In the UK the demand for health care exceeds the supply and so implicit and explicit rules are used to ration access, although politicians refuse to accept that rationing exists in the NHS. Increasingly social scientists, and even clinicians, are demanding a public debate about rationing and the development of a consensus about the principles by which access to health care be decided. Clinicians make rationing decisions every day in the NHS but their choices are inconsistent. If rationing is to be explicit,what criteria should determine access to care and cure?
One principle for determining access is "value for money'', that is, targeting resources at patients who get the greatest benefit per unit of cost. This principle causes discomfort for some clinicians trained to pursue the ethic of treating the patient in front of them. When we are that patient, we want them to treat us to the limits of effective therapies, regardless of cost.
But a decision to treat me is one not to treat you. Resources are finite and every treatment choice wipes out the possibility of treating another patient. Thus there is a conflict between the ethic of the doctor and the social ethic of the efficient use of resources. Doctors are reared in "fact factories'', learning soon-to-be-redundant knowledge, where their analytical skills are retarded and they are taught nothing about the economic consequences of their trade. It is long overdue that doctors be instructed in the facts of life of the NHS.
Is there a public consensus that NHS resources should be targeted on those patients who can benefit most or is rationing more complex? Society may have social values that override efficiency considerations. Society may, for instance, wish to favour the poor or discriminate against the elderly.
Alan Williams, a York health economist who is over 70 years of age, argues for "fair innings'' equity. He argues that society may decide to transfer resources from the efficient treatment of the elderly to the inefficient treatment of, for instance, a chronically ill young person who has not had a "fair innings''. Does society share such values? How much money should be transferred from the old to the young? Could such a principle be translated into practice? A public debate is needed to determine rationing principles.

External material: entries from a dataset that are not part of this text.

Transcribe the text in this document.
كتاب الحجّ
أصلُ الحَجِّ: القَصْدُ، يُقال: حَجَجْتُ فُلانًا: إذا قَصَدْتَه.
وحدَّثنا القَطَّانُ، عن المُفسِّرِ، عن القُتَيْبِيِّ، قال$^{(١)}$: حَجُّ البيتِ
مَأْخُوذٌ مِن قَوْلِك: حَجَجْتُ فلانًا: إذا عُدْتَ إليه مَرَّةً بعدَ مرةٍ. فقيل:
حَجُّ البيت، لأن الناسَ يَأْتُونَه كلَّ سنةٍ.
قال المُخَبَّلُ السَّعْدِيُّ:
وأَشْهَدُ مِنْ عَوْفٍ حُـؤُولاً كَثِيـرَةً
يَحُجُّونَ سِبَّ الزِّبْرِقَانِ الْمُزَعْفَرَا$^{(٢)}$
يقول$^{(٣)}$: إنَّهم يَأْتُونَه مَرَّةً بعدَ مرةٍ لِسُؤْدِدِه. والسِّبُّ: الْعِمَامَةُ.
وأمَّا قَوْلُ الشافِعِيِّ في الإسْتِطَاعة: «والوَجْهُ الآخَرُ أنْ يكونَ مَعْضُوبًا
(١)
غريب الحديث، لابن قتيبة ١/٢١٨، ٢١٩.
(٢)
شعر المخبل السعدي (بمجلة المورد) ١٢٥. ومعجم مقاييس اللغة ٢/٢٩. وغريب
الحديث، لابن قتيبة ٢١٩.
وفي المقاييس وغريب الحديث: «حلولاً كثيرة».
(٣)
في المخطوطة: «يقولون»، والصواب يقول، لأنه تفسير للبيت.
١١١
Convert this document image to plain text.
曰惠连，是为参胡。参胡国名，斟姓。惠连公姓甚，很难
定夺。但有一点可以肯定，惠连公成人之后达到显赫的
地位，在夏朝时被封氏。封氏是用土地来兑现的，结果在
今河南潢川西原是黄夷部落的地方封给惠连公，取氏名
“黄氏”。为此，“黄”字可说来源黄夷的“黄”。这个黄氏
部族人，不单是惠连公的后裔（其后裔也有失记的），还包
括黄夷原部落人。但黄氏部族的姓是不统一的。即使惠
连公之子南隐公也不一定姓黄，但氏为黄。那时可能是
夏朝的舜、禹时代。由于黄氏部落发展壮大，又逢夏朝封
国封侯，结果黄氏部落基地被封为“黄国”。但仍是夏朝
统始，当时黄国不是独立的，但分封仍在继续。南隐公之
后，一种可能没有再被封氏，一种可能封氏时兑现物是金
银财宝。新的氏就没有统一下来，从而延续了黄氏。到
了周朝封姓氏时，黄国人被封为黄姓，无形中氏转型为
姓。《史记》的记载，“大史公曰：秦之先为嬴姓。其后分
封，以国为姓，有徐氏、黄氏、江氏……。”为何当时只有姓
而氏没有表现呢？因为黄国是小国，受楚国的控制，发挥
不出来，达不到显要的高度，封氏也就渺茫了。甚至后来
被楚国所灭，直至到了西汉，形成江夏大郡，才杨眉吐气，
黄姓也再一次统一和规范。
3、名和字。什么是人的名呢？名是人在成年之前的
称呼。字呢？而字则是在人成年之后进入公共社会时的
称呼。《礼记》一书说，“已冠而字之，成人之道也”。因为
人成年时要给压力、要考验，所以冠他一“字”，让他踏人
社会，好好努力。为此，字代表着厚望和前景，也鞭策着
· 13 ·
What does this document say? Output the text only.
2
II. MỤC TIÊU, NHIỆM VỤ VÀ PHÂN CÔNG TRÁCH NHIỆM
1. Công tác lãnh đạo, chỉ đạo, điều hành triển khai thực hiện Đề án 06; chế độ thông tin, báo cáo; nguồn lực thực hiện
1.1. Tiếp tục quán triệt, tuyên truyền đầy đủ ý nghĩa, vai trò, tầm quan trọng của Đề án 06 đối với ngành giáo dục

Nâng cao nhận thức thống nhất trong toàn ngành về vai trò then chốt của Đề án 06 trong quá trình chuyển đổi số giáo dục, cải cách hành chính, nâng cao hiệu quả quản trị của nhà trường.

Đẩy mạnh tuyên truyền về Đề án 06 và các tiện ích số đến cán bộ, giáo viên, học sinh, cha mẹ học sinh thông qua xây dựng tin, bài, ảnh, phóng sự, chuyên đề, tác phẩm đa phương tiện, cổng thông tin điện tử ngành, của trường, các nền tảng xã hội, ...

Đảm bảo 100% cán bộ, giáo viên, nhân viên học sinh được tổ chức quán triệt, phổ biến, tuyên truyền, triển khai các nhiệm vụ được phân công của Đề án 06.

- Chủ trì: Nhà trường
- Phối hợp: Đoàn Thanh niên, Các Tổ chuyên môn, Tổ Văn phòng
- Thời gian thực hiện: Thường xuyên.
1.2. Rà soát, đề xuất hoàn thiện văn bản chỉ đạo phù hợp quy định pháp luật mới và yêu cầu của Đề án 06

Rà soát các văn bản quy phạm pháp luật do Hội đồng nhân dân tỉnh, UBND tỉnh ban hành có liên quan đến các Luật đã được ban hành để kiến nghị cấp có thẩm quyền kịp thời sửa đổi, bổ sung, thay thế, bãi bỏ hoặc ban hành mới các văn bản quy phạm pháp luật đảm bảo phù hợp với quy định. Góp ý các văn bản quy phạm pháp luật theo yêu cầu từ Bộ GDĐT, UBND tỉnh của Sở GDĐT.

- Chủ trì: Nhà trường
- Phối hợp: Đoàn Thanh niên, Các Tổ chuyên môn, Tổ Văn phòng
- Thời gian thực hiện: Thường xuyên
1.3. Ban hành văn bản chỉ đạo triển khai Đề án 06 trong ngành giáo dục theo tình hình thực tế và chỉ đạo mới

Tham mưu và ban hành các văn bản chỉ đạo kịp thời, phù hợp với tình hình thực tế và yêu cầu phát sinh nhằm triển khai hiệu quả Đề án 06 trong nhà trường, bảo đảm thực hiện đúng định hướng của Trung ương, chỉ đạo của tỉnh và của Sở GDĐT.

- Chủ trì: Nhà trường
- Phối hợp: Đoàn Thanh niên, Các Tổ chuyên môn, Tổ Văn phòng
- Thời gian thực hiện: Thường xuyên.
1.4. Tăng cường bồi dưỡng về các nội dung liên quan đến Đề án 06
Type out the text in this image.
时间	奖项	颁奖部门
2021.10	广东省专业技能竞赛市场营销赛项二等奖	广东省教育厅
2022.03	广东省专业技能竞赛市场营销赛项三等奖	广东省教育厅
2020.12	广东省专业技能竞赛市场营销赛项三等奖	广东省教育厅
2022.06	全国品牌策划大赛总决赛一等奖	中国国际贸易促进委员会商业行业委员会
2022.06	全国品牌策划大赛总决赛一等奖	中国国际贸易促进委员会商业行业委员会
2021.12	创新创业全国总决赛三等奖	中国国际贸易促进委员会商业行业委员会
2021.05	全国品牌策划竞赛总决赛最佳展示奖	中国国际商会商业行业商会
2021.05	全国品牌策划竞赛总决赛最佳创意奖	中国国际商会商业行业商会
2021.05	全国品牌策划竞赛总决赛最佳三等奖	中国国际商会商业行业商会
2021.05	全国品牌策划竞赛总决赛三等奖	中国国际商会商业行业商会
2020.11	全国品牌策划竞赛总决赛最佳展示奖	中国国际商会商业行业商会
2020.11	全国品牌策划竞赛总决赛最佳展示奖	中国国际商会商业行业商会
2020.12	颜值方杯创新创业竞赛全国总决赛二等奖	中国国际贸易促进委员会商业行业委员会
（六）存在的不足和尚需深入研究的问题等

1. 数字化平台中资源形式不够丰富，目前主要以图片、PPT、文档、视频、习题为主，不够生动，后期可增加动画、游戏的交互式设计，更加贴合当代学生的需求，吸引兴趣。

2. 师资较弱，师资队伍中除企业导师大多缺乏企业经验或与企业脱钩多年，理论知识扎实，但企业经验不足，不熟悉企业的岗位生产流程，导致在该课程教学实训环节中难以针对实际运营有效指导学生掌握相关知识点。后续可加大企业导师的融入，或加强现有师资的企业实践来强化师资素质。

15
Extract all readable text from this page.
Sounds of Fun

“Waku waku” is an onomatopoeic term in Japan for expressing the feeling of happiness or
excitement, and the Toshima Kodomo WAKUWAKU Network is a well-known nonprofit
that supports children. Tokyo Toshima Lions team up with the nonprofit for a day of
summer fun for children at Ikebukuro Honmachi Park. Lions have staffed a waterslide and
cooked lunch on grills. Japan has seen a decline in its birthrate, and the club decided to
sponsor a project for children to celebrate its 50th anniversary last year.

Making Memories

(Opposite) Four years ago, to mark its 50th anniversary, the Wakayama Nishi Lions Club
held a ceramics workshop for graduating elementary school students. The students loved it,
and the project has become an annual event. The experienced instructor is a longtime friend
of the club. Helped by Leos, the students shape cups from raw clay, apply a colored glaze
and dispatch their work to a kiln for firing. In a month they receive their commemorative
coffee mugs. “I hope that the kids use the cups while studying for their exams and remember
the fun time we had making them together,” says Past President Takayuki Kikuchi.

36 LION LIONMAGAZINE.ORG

Or perhaps the British prefer rationing by post code because decision-makers do not agree about "the facts'' and use different principles of resource allocation? Politicians claim they do not want such inequities - in which case they need a public debate about rationing medical treatment.
A single mother with four children on an estate in Hull smokes to stay sane and is advised by the NHS to give up cigarettes to avoid cancer. Her decision, sanity now and shorter life later, is rational. To what extent should nice middle-class folk impose their values on poor rational folk whose lot can be nasty and brutish but ameliorated by "poor'' habits that maintain short-term sanity?
Health promotion may be cost-effective but how far should such policies be pushed when the poor's circumstances are the major cause of their behaviour? This question illustrates nicely the issues surrounding inequality. A child born today in leafy Surrey will live seven years longer than a child born in a poor area of Merseyside. Such health inequalities can be reduced by evidence-based interventions but it may be more effective to reduce the deprivation associated with poor housing, unemployment and bad education.
The NHS lament is always with us. The service should use its Pounds 42 billion budget better: the case for more money, in the face of continuing variations in practice and efficiency, remains weak. Additional investment to improve health should be spent outside the NHS to reduce inequality and give the poor reasons for investing in their long-term health.
Alan Maynard is professor of health economics at the University of York.